Inspirational song: Running on Empty (Jackson Browne)
I've been working with next to nothing in the tank for a very long time. And I'm not just talking about setting off this morning for the office up in Fort Collins with 64 miles to empty in the car, determined not to buy gas until I was back here where it's cheap. I mean my coping skills have been stretched to the absolute limit by life for the last year or three, and I've gotten mightily tired of it. And when a Spoonie says "tired," it's not the tired that people experience when they have overworked for a day or a week. Most people can wear themselves out, and assume that a hot bath followed by an extra hour or two in bed will get them back on track. I'm talking about pain that never stops, anxiety that never lets loose, and fatigue that can't be cured by sleeping. I'm talking about being too tired to sleep, too sore to rest. I was desperate.
So yesterday, I finally did what adults in Colorado are allowed to do. I finished up everything around the house and blogged early, and took a honey lemon lozenge with a half a "serving" of THC in it. I waited for hours--and I mean three--to feel any effect. All I wanted was to slow down enough to sleep through the night, something I have not done in months. Well, I got closer to that, but it still wasn't what I would call hitting one out of the park. (Or The Park) I slept in one or two hour bursts, felt sort of funny while I was out (like I remember my dreams being flashy colors more than anything), and I was really numb when I woke in between, like I'd forgotten to thrash in my sleep, so whichever arm I was sleeping on would take a long time to wake up. Once I got a little panicked when I rolled onto my right side and realized I couldn't lift my left arm at all, because it was numb from the middle of my biceps down. But for the first time in eighteen years (let me emphasize that again, EIGHTEEN YEARS), my feet didn't hurt. Even with Mr Slow Hands giving me the greatest massages money can buy, I only got my foot pain down to a three on the pain scale. Last night, I'd be hard pressed to say they were at a one. So even if I only get marginally better sleep (like I did this time), I think this is something I might do again, just to experience no pain in my feet. I doubt I'd do it every night, but I can see coming back to this method again once in a while, when my energy is at zero and my pain is overflowing.
Because of my lupus, I am not allowed to smoke anything, not tobacco, not cloves, not cannabis, and to be honest, I'm not even sure I'm allowed to barbecue meat. So I thought I would escape the unpleasant smell and taste with an edible. Unfortunately, as the honey lozenge melted, the taste of the extract itself came forward, and refused to go away for hours.
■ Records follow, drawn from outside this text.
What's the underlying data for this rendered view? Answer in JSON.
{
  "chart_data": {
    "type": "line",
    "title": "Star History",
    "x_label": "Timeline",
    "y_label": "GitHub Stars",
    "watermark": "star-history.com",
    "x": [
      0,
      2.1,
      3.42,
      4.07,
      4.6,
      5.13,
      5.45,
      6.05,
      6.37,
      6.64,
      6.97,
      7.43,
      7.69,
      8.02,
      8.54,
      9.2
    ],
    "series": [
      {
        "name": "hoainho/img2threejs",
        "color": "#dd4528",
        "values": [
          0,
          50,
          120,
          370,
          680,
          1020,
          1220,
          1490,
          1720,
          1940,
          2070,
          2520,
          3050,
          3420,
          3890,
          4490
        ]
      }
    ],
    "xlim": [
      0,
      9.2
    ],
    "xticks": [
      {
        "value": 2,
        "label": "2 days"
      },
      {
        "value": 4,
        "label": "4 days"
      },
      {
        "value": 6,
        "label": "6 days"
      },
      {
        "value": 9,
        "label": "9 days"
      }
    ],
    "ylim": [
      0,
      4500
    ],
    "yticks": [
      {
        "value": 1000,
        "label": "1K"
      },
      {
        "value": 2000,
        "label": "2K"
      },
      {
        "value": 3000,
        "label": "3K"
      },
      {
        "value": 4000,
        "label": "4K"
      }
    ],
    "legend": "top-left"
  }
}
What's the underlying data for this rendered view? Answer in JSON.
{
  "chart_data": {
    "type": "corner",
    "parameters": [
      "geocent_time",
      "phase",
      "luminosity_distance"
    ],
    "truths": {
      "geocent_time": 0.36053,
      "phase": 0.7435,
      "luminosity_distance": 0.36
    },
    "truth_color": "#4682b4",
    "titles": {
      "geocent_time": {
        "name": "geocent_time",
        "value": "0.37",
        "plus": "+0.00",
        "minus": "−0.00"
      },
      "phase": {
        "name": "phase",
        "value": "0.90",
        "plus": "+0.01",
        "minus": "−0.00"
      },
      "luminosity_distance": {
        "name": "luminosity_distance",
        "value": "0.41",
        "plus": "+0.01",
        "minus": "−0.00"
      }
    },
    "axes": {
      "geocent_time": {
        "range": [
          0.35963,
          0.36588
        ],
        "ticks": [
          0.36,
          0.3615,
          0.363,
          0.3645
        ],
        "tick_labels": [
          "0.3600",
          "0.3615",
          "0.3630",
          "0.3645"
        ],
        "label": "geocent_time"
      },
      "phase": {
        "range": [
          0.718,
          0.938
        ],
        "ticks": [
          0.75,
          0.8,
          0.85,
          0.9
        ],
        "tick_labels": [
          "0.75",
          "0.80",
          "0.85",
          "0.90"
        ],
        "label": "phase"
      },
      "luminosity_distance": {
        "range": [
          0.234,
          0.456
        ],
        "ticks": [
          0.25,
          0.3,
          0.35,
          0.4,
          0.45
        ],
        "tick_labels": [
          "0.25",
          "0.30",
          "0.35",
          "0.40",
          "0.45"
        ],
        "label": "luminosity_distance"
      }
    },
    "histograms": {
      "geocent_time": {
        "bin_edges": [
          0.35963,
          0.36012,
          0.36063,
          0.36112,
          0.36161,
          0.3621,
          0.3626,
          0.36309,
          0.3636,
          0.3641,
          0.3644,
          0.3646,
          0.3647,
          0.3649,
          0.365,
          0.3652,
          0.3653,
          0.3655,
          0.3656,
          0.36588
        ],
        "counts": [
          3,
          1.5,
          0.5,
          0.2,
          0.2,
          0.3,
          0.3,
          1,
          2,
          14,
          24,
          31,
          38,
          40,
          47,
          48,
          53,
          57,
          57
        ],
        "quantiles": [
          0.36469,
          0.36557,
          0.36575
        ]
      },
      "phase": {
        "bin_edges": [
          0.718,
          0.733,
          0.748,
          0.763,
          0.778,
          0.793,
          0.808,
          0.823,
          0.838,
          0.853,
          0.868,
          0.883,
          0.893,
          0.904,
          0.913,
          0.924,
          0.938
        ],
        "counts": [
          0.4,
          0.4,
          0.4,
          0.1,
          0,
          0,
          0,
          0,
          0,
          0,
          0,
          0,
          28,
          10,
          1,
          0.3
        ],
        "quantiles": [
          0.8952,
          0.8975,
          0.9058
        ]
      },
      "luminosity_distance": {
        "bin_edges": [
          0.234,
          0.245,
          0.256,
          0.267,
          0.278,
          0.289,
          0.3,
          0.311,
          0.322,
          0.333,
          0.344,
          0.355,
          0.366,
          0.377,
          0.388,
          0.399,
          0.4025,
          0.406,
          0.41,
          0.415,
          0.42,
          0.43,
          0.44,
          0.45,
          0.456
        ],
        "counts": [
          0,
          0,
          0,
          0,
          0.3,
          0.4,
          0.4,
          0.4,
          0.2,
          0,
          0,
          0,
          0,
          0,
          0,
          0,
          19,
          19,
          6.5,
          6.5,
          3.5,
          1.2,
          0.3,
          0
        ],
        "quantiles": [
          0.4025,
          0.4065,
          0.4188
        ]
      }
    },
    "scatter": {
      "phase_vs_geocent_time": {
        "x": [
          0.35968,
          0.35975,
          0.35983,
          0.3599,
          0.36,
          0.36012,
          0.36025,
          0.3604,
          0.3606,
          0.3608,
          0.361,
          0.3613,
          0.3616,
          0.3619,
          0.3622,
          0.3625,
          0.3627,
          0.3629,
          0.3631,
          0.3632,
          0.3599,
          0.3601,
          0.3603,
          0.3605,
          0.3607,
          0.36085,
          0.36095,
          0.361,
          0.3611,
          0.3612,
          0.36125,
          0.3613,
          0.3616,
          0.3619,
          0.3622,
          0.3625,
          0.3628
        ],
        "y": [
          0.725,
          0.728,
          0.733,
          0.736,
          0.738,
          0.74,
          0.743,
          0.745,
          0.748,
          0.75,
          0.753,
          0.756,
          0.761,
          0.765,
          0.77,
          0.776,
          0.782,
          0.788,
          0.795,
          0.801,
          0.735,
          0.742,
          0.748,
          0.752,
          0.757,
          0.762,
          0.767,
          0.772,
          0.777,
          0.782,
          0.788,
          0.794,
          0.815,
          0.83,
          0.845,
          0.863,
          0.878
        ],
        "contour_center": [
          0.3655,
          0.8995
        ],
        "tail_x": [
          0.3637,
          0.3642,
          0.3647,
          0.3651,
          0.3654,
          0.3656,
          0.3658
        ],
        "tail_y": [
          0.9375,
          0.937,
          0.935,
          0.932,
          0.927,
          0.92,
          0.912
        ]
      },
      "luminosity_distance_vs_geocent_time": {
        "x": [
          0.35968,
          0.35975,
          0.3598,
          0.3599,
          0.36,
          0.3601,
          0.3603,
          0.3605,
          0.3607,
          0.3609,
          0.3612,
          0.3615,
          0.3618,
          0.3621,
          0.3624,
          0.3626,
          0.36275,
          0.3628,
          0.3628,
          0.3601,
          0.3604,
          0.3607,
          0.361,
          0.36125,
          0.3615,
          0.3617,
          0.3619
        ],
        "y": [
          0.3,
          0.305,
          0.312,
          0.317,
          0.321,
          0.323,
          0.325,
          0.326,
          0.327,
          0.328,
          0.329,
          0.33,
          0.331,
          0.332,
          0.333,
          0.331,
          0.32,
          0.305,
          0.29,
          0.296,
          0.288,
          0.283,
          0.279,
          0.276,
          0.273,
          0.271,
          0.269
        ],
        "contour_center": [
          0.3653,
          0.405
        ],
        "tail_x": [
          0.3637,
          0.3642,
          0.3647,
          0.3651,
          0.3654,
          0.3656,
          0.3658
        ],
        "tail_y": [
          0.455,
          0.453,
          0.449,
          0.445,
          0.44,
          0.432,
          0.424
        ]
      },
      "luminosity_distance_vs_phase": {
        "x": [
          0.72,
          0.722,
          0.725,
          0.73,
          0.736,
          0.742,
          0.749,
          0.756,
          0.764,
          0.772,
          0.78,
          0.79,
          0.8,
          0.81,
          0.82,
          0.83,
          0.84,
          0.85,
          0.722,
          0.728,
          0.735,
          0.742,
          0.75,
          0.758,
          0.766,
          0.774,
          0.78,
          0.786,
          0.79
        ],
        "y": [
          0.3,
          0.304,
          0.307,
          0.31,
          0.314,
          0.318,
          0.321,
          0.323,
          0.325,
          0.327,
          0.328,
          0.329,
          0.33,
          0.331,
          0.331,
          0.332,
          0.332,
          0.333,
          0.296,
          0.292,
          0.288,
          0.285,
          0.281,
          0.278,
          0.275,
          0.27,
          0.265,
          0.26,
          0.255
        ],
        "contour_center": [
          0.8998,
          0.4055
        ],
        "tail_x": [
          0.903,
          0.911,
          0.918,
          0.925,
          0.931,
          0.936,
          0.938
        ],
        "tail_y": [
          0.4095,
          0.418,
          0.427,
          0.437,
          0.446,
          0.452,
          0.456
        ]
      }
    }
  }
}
Yuck. So much for that plan.
You may wonder why I am talking so openly about something that is only legal in a few places in this country (or around the world for that matter). It is legal here, and relatively inexpensive for the experiment I wanted to try. I believe to my core that what Colorado has done is brave, wise, and beneficial to the population at large. Yes, there will be people who behave stupidly with cannabis. There will be people who misuse any substance, up to and including drinking water. But there are people whose lives need these substances to be legal, available, and regulated for safety and purity. It's time for this country (and ROTW) to grow up and take a fact-based approach to this plant and its medicinal and recreational uses. I've believed for a long time that its benefits far outweigh its risks. I'm not saying the risks don't exist. I'm saying that there are ways to minimize and regulate them, and forward thinking people in places like Colorado and Washington have begun to explore them. I'm ready to see the rest of the country follow suit.